Council / Planners turn down application for Toft net washing plant
PLANS to build a controversial net washing and aquaculture servicing facility near to the Toft pier have been rejected by the Shetland Islands Council’s planning department.
The news has been welcomed enthusiastically by local residents who have been campaigning against the proposal while the company behind the plans, SNG Aqua Ltd, a subsidiary of Killybegs based Swan Net Gundry, expressed disappointment.
The company had hoped to create between 15 and 20 jobs in the area and had claimed to fill a gap in the local market, while the Toft community feared the industrialisation of their township.
An established local competitor, Mørenot, based in Scalloway, also opposed the development saying no new jobs would be created as local demand for net washing was already well served.

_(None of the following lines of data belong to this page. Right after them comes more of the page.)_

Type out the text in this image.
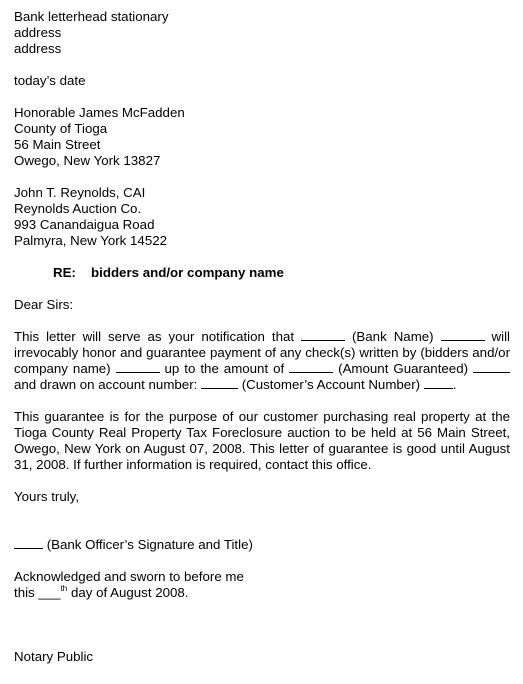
Bank letterhead stationary
address
address
today’s date
Honorable James McFadden
County of Tioga
56 Main Street
Owego, New York 13827
John T. Reynolds, CAI
Reynolds Auction Co.
993 Canandaigua Road
Palmyra, New York 14522
RE: bidders and/or company name
Dear Sirs:

This letter will serve as your notification that	(Bank Name)	will irrevocably honor and guarantee payment of any check(s) written by (bidders and/or company name)	up to the amount of	(Amount Guaranteed)  and drawn on account number:	(Customer’s Account Number) .

This guarantee is for the purpose of our customer purchasing real property at the Tioga County Real Property Tax Foreclosure auction to be held at 56 Main Street, Owego, New York on August 07, 2008. This letter of guarantee is good until August 31, 2008. If further information is required, contact this office.

Yours truly,
(Bank Officer’s Signature and Title)
Acknowledged and sworn to before me
this ___$^{th}$ day of August 2008.
Notary Public
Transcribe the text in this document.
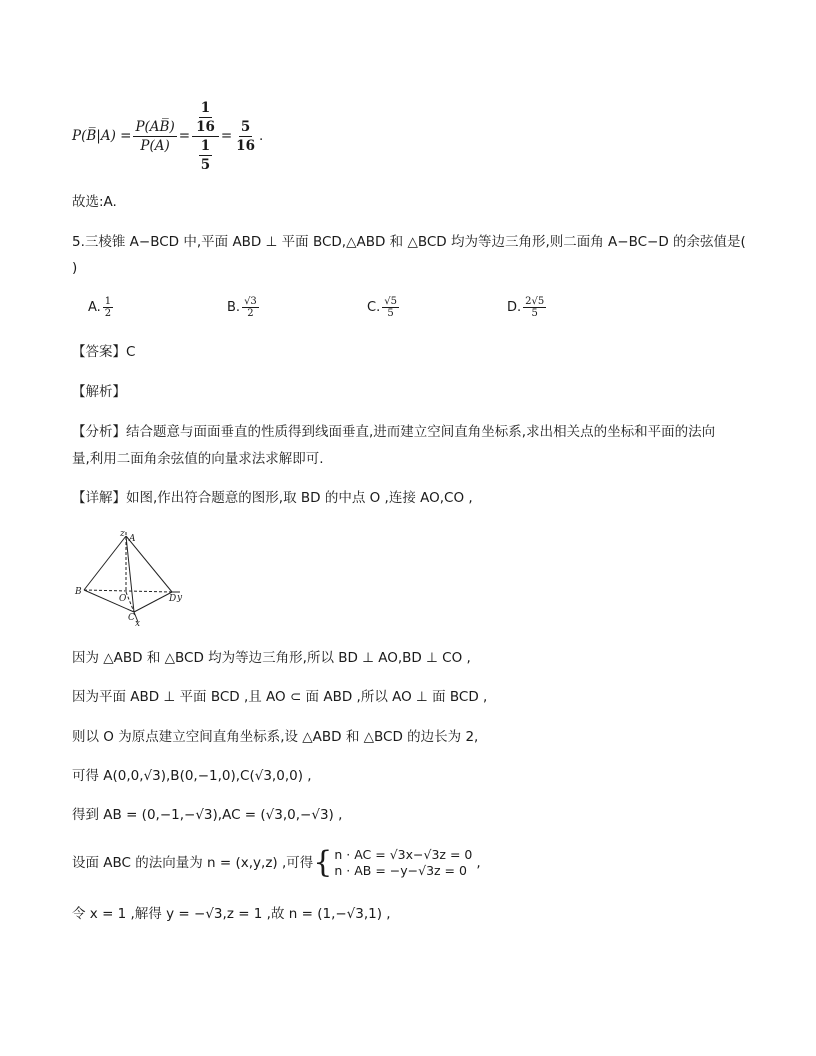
P(B̅|A) = $\frac{P(AB̅)}{P(A)} = \frac{\frac{1}{16}}{\frac{1}{5}} = \frac{5}{16}$ .
故选:A.
5.三棱锥 A−BCD 中,平面 ABD ⊥ 平面 BCD,△ABD 和 △BCD 均为等边三角形,则二面角 A−BC−D 的余弦值是(
)
A. $\frac{1}{2}$	B. $\frac{√3}{2}$	C. $\frac{√5}{5}$	D. $\frac{2√5}{5}$
【答案】C
【解析】
【分析】结合题意与面面垂直的性质得到线面垂直,进而建立空间直角坐标系,求出相关点的坐标和平面的法向
量,利用二面角余弦值的向量求法求解即可.
【详解】如图,作出符合题意的图形,取 BD 的中点 O ,连接 AO,CO ,
z A
B
O	D y
C
x
因为 △ABD 和 △BCD 均为等边三角形,所以 BD ⊥ AO,BD ⊥ CO ,
因为平面 ABD ⊥ 平面 BCD ,且 AO ⊂ 面 ABD ,所以 AO ⊥ 面 BCD ,
则以 O 为原点建立空间直角坐标系,设 △ABD 和 △BCD 的边长为 2,
可得 A(0,0,√3),B(0,−1,0),C(√3,0,0) ,
得到 AB = (0,−1,−√3),AC = (√3,0,−√3) ,
设面 ABC 的法向量为 n = (x,y,z) ,可得 { n · AC = √3x−√3z = 0
n · AB = −y−√3z = 0 ,
令 x = 1 ,解得 y = −√3,z = 1 ,故 n = (1,−√3,1) ,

In the event, planners determined that the proposal didn’t comply with a number of local plan policies and was “in principle in the wrong place, and not appropriate to the location due to the existing residential uses within close proximity”.
In an e-mail to SNA Aqua’s agent Hunter Planning, the council’s team leader of development management, John Holden, turned down a request to extent the determination period saying that he agreed with his staff’s recommendation and added that any extension would only incur additional cost but not result in a different outcome.
“I will therefore be proceeding to make a formal determination of the application,” he wrote.
John Laurenson who has been leading the local campaign against the development said residents were relieved to hear of the planning decision.
“Everybody is delighted and relieved that common sense has prevailed,” he said.
“People here have been under a lot of pressure over recent months, and there was a lot of worry, not least over house prices.
“Hopefully the company will now consider locating the development away from a residential area and in an industrial estate where it belongs.”
Speaking on behalf of SNG Aqua, Dale Hunter of Hunter Planning said everyone was “very disappointed” with the decision, and the company would be looking at all the options available including appealing the decision.